Ziel des Projektes ist, mit den Retina-Implantaten Seheindrücke auszulösen, die mit den Wahrnehmungen beim natürlichen Sehen verwandt sind, sodass die zuvor blinden Patienten zumindest das zur Orientierung erforderliche Sehvermögen zurückgewinnen. Noch enthalten die Implantate, die zurzeit zur Verfügung stehen, nur eine begrenzte Zahl von Elektroden. Trotzdem gibt es auch für diese erste Phase eine berechtigte Hoffnung und die basiert auf der Leistungsfähigkeit unseres Gehirns. Es ist in der Lage, beim Ausfall sensorischer Systeme, die bisherige Signalverarbeitung umzuorganisieren und verlorene Funktionen zu kompensieren. Diese neuronale Plastizität hoffen die Forscher, bei der Implantation
der Netzhautprothesen nutzen zu können. Sie sind sich aber auch darüber im Klaren, dass der Wert für den einzelnen Patienten entscheidend davon abhängt, dass er das von dem Implantat bestimmte "andere Sehen“ lernt. Dieses Training wird Geduld und viel Zeit kosten.

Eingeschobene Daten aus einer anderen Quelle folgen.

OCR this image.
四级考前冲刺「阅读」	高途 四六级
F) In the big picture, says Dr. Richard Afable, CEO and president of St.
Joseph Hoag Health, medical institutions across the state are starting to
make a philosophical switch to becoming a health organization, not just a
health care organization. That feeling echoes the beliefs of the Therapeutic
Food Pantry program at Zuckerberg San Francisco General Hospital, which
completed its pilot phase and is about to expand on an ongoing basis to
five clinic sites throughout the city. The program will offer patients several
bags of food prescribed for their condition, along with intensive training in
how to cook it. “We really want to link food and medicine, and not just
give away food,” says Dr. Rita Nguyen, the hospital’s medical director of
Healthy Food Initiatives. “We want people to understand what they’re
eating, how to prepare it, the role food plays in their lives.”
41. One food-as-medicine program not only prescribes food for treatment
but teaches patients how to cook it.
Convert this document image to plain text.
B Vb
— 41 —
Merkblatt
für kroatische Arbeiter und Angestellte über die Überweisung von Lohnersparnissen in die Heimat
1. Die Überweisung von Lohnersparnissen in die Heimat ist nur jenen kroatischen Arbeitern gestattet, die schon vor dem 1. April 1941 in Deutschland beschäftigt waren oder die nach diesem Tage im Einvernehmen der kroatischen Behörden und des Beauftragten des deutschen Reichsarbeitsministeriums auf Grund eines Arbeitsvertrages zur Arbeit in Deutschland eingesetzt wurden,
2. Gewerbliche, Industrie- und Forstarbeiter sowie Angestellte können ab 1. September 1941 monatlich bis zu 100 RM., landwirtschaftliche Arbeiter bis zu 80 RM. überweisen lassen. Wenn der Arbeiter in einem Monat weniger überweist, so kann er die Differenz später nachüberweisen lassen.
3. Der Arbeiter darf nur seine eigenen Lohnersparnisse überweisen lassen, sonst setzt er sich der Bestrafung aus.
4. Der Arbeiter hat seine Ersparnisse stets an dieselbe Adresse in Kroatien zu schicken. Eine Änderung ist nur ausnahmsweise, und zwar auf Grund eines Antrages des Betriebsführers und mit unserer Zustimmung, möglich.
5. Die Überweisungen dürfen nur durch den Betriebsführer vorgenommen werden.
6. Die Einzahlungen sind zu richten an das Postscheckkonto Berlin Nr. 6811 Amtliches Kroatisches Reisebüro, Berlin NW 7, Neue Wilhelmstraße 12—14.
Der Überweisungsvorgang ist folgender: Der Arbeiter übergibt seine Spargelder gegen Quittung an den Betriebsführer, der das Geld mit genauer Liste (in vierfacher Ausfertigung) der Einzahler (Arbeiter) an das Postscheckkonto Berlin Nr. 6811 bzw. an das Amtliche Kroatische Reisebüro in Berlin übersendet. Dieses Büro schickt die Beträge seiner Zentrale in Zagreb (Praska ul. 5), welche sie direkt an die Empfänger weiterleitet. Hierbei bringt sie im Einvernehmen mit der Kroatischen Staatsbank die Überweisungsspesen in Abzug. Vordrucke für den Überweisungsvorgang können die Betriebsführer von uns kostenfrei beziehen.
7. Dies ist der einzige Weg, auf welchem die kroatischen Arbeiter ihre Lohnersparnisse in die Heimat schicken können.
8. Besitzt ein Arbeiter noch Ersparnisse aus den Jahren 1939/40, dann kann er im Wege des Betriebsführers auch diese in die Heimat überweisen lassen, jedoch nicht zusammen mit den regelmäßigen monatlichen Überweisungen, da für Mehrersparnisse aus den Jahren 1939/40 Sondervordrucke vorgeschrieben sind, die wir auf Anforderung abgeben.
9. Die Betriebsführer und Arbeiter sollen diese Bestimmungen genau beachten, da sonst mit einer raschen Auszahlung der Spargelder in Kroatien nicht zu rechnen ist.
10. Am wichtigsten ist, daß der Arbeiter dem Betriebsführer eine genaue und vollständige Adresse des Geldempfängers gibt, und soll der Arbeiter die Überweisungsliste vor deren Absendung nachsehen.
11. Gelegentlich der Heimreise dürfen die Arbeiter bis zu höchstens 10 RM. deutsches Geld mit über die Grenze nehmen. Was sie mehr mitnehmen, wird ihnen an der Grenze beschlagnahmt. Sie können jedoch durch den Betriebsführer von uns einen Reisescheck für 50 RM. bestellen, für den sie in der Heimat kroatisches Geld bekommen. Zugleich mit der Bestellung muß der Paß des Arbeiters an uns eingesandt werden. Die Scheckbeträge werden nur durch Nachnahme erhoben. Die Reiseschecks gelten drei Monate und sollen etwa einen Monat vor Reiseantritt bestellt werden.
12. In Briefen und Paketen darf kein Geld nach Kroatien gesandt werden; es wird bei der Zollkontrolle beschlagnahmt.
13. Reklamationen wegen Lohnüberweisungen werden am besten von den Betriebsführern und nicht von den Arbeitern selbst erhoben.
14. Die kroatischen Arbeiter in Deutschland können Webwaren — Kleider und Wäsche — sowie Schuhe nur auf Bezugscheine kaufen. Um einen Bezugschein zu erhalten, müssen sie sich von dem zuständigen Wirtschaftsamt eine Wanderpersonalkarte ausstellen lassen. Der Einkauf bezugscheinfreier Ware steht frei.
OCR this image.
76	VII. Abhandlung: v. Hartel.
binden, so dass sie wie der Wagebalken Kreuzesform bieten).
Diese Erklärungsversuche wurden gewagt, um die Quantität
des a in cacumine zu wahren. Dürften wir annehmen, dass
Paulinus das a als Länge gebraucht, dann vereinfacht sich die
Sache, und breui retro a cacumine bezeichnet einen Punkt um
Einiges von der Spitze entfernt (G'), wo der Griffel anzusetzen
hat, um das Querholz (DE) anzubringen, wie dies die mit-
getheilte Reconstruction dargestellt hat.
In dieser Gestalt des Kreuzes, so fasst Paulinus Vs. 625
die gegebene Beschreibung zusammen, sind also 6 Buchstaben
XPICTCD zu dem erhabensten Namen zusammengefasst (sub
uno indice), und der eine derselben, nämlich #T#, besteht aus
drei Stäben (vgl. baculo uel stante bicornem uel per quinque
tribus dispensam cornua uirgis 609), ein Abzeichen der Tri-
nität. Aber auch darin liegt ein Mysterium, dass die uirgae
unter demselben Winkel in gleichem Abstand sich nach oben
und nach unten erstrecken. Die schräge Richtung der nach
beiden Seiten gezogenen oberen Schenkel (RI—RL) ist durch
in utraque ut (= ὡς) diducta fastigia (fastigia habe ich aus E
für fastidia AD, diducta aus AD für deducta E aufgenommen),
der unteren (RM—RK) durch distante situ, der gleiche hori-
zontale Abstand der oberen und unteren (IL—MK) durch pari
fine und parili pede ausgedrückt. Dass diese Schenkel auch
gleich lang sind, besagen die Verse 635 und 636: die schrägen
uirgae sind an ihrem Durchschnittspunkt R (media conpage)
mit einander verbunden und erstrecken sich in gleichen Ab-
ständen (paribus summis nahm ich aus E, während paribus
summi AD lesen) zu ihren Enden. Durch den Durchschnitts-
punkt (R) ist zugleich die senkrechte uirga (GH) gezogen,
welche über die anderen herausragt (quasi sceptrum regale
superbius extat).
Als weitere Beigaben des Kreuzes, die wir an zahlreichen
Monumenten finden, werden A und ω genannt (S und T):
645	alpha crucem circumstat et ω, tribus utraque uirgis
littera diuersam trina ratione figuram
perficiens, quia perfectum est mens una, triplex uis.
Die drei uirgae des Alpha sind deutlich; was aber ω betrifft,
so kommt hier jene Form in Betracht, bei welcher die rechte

Die Retina-Implant-Entwicklung in Deutschland wurde von Beginn an von Selbsthilfegruppen begleitet – insbesondere von ProRetina. Patienten und Forscher saßen an einem Tisch und diskutierten in vertrauensvoller Atmosphäre das Für und Wider dieses Eingriffs, der ja mit der Sehrinde auch das Gehirn beeinflusst. Abgesehen von den Risiken einer so komplizierten Netzhautoperation, stellt sich bei einer Kopplung des Zentralnervensystems mit einer externen Komponente die Frage: Ist damit zumindest theoretisch eine Manipulation des Geistes möglich? Trotz der hohen Akzeptanz der Retina-Implant-Projekte bei den Betroffenen, sollte aus der Sicht der damit betrauten Wissenschaftler, die weitere Entwicklung der Netzhautprothesen von einem gesellschaftlichen Dialog begleitet werden.